Friday, February 24, 2023

South Korea’s birthrate sinks to fresh record low as population crisis deepens

South Korea’s birth rate has fallen to its lowest level since records were first kept in 1970

Latest statistics show 249,000 babies were born in 2022, a fall of 4.4% from the previous year


Justin McCurry in TokyoWed 22 Feb 2023

South Korea’s demographic crisis has deepened after new data showed the number of babies born last year reached another record low.

According to figures released on Wednesday by Statistics Korea, 249,000 babies were born in 2022, a fall of 4.4% from the previous year and the third year in a row that deaths have exceeded births in Asia’s fourth-biggest economy.

The birthrate also dropped to a record low, dealing a blow to government efforts to encourage couples to have more children.

A South Korean woman can now expect to have an average of 0.78 children in her lifetime – the lowest level since records were first kept in 1970 – making South Korea the only country in the world with a fertility rate below one.

Experts say the rate needs to be at least 2.1 to keep the country’s populationstable at 52 million.

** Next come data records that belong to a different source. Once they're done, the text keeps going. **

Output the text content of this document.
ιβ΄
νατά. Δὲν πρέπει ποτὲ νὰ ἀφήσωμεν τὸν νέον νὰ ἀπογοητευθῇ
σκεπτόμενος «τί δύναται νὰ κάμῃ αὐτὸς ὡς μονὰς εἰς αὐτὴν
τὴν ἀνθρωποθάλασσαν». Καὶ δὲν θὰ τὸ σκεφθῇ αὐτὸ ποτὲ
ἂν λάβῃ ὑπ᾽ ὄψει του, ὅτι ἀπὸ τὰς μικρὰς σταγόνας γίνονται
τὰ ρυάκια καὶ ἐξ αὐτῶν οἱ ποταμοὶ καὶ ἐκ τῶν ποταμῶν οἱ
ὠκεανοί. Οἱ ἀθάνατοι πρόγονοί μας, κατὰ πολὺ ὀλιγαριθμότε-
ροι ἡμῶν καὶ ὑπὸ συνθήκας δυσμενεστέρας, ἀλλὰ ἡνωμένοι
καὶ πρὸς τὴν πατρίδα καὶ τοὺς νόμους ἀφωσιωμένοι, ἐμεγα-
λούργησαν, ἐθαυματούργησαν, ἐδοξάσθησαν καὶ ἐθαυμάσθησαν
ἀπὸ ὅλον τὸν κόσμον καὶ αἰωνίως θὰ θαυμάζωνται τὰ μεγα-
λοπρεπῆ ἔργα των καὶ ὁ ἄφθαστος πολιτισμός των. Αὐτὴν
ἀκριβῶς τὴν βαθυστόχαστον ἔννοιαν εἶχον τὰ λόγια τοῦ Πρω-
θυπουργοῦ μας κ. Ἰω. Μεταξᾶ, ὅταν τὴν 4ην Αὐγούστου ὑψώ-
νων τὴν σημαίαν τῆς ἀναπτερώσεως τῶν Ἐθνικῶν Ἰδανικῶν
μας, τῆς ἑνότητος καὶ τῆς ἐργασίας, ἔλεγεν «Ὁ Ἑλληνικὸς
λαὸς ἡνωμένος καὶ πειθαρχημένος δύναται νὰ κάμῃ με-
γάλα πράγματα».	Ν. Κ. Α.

It is not the only country battling declining birthrates – Japan’s government recently warned that population decline was taking the country “to the brink of social dysfunction” – but the trend in South Korea is particularly alarming for policymakers.

More young people are choosing to delay starting families or giving up on having children altogether.

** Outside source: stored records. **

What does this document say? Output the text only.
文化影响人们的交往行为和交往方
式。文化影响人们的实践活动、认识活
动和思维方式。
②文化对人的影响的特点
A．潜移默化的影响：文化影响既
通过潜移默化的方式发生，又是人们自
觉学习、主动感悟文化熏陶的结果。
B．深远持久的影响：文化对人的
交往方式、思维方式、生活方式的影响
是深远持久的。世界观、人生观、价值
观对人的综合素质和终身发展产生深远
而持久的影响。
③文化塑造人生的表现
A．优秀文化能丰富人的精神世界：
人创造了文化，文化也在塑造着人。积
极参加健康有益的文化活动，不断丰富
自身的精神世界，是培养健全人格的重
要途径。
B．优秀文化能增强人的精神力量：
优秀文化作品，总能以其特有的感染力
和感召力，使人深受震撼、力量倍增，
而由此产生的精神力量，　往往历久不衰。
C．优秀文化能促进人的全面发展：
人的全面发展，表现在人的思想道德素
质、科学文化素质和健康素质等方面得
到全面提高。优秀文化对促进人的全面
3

They cite the high cost of raising children, poor job prospects amid an economic slowdown, and rising real estate prices, while some women say they prefer to prioritise their personal freedom and have ruled out finding a marriage partner.

As a result, the number of marriages in South Korea reached an all-time low of 193,000 in 2021.

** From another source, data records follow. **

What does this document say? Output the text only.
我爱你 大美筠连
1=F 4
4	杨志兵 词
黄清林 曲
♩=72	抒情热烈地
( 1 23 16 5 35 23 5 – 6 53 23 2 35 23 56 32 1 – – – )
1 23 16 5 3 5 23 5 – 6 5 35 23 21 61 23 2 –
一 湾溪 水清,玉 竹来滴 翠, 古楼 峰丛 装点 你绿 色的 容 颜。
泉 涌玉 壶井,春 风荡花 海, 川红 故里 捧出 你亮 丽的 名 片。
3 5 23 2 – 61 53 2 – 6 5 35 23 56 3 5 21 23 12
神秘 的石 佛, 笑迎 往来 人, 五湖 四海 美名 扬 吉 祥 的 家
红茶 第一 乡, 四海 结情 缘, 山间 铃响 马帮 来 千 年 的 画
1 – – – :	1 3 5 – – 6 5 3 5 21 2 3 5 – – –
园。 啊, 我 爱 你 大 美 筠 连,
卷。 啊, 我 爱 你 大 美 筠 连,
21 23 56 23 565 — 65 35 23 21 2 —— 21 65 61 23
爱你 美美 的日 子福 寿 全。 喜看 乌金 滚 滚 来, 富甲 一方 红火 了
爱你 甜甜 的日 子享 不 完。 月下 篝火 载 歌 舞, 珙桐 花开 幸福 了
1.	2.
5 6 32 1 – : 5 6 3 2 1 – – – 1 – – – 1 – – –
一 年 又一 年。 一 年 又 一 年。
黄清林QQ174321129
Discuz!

The average age at which women give birth was 33.5 in 2022, according to the new data, up 0.2 from a year earlier. On average, women gave birth to their first child at 33. Just 24 babies were born for every 1,000 women in their late 20s – down 3.5% from a year earlier – the Yonhap news agency reported.

With the world’s lowest fertility rate and a rapidly ageing population, concern is growing about the strain on South Korea’s economy and the pension system, which may become depleted in the coming decades.

The population shrank for the first time on record in 2021, and is projected to fall further, to 38 million, by 2070.

Like Japan, local governments in South Korea have launched programmes to encourage people to have children, including cash handouts and help with fertility treatment and medical expenses – measures experts say fail to properly address sky-high living costs and changing attitudes towards gender roles and work-life balance.

In December, the South Korean government unveiled a package of measures to address the low birthrate and ageing population, including shortening career breaks for women after they have children, more affordable housing and better job opportunities for young people. The unemployment rate among people aged 25 to 29 reached 5.6% in January, higher than the national average of 3.6%.

The government of president Yoon Suk-yeol is offering 700,000 won ($540) a month to families with a child aged under a year old, with the payment set to rise to 1m won starting next year, the Nikkei business newspaper said.

The government has also said it will seek to loosen restrictions on migrant labour to tackle population decline, an idea opposed by many conservative South Koreans.